PETALING JAYA: A DAP lawmaker has suggested that the government legalise and allow the hiring of undocumented migrants instead of implementing an amnesty programme which would see them return to their country of origin.
Klang MP Charles Santiago said this would make more sense than bringing in foreign workers to meet labour demands, which would only benefit middlemen in the recruitment process.
The “Back For Good” programme will allow undocumented migrants to leave the country without risking arrest, although they will need to pay a RM700 compound and possess valid travel documents and a return ticket to their country.
Santiago asked where migrants would find the money to pay the compound as well as travel expenses.
He also questioned the logic of sending workers back to their country only to bring in other foreign workers.
“We need the workers, so we should come up with a way to let those who are already here work,” he told FMT.
He proposed a three-month moratorium on the intake of foreign workers while undocumented migrant workers in the country are registered and given time to find jobs.
Tenaganita executive director Glorene Das said a comprehensive policy for labour migration should be established as part of a long-term solution.
She said without such a policy and monitoring mechanisms, the corruption embedded in the recruitment, placement and employment processes of migrant workers could see the arrival of even more undocumented migrants.
She also spoke of undocumented migrants who are unaware of their legal status, such as victims of traffickers and unscrupulous agents, and isolated domestic workers.
“The previous rehiring programme which was implemented in 2016 was not transparent as it involved brokers and sub-agents in the regularisation process, leaving thousands of migrants still undocumented.
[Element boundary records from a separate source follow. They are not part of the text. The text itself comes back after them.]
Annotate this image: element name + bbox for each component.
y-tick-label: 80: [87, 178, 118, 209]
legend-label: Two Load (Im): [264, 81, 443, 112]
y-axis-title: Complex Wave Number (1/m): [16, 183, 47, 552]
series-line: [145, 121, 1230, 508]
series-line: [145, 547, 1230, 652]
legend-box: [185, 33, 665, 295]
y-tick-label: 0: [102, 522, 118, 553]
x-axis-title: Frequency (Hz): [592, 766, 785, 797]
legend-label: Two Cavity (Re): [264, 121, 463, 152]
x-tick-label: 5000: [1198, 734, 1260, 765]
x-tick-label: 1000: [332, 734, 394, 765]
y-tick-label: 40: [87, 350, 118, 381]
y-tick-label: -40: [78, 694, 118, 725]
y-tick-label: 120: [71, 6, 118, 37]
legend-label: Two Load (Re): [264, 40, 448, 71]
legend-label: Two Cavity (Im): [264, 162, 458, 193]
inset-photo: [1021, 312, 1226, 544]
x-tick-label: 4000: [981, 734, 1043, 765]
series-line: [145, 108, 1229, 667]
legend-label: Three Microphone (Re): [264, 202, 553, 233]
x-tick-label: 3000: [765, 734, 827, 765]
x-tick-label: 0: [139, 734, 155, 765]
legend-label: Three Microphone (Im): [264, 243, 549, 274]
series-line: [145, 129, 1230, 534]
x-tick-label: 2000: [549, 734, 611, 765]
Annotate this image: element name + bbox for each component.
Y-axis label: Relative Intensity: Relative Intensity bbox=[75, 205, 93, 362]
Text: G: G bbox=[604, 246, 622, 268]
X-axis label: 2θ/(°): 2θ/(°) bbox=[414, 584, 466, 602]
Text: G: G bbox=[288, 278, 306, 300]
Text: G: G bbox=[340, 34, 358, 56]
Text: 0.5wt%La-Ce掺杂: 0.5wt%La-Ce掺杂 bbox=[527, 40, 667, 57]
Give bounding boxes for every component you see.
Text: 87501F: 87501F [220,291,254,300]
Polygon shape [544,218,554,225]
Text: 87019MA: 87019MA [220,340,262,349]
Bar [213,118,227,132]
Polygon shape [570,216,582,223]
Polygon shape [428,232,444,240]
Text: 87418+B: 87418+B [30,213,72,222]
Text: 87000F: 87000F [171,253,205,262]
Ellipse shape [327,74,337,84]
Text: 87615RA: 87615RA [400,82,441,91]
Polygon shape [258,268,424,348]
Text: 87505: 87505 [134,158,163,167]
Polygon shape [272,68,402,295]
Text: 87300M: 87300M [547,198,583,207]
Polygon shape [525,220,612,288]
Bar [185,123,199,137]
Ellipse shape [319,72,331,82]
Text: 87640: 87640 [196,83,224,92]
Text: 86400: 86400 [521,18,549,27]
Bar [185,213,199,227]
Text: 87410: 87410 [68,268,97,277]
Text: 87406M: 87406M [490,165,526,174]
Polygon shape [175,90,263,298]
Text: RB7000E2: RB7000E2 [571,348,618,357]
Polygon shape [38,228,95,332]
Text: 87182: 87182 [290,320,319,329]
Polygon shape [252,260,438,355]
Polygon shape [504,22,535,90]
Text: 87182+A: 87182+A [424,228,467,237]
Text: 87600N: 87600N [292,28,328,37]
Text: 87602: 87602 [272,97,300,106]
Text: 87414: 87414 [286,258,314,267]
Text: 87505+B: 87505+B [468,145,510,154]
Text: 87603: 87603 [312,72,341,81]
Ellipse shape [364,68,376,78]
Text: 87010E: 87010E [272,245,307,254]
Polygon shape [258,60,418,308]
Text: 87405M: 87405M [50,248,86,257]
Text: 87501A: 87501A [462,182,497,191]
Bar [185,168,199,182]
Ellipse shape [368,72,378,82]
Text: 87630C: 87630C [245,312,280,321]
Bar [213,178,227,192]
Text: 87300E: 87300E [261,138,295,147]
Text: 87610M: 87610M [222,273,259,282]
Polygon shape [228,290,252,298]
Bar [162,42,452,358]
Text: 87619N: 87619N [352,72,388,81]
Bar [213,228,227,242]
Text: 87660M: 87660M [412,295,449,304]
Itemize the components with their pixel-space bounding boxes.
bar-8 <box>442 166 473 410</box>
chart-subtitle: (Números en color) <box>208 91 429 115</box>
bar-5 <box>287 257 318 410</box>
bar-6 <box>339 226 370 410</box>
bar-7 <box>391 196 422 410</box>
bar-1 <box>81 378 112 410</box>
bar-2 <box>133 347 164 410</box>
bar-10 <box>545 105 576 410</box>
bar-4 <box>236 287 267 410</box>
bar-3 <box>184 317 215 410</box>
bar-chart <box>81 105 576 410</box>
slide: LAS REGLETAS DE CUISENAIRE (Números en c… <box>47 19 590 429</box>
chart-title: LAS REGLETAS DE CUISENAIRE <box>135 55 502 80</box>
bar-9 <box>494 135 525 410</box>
“How will they seek assistance for the amnesty programme? We must address the root causes of the failed rehiring programme and the impact on the workers,” she said.
The rehiring programme which was stopped last year was aimed at providing illegal foreign workers with work permits to fulfil labour requirements for certain sectors.
Ahmed Adebanjo, a spokesman for NGO Nigerians In Diaspora Organisation Malaysia, welcomed the initiative but voiced concern over the RM700 compound.
“RM700 is a lot of money, especially for undocumented migrants,” he said. “The government should keep in mind that most of them live very difficult lives.
“They can’t work legally without proper documentation – where are they going to get RM700 from? Many of them don’t even know where their next meal will come from.”
He said a more reasonable amount would be US$50 to US$75 (RM205 to RM308).
“If the amount is not much, then in our case, Nigerians who are more well-to-do can help out and help pay the compounds for two or three people,” he added.